Crossing the streams: On-demand listening surpasses linear in epic Edison data

For nearly a decade, Edison Research has been tracking all forms of linear audio (radio over the air, radio streams, Pandora’s free radio service, satellite radio, etc.) and comparing it to all forms of on-demand audio content (paid streaming, podcasts, owned music, etc.). These trendlines are part of Edison’s ongoing Share of Ear research.

The two trends, indicating amount of time spent with linear and on-demand listening, have been working toward each other as on-demand listening has expanded its reach at the expense of AM/FM over-the-air listening:

On the far left (2015), linear listening held a 38% supremacy over on-demand. Today, on-demand edges above with 50.3% of time spent. “Drop by drop, quarter by quarter and year by year, the margin was erased,” Edison dramatically observes.

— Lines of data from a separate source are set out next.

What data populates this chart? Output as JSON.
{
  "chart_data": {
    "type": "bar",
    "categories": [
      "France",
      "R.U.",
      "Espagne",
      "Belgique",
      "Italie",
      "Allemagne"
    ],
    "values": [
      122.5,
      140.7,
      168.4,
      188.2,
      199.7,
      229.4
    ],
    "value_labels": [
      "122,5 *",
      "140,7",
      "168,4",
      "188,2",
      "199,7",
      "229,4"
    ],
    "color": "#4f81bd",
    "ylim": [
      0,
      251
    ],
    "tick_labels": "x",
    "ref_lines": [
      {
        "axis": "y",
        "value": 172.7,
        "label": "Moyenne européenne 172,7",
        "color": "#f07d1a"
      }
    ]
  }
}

“The growth of podcast listening is part of the reason for this change,” Edison observes. Music listening has influenced the insistent trend as well: “Once people got used to the ability to choose a specific song or playlist, and of course skip songs – it became hard for many to go back to the ‘lean back’ experience of listening to radio or linear streams.”

Edison does not predict that linear listening will be subjugated to zero percent. “Even those who mostly prefer on-demand consume at least some linear content.  But it is about as safe a bet as one can make that the trendlines in the graph above will continue well out into the future.”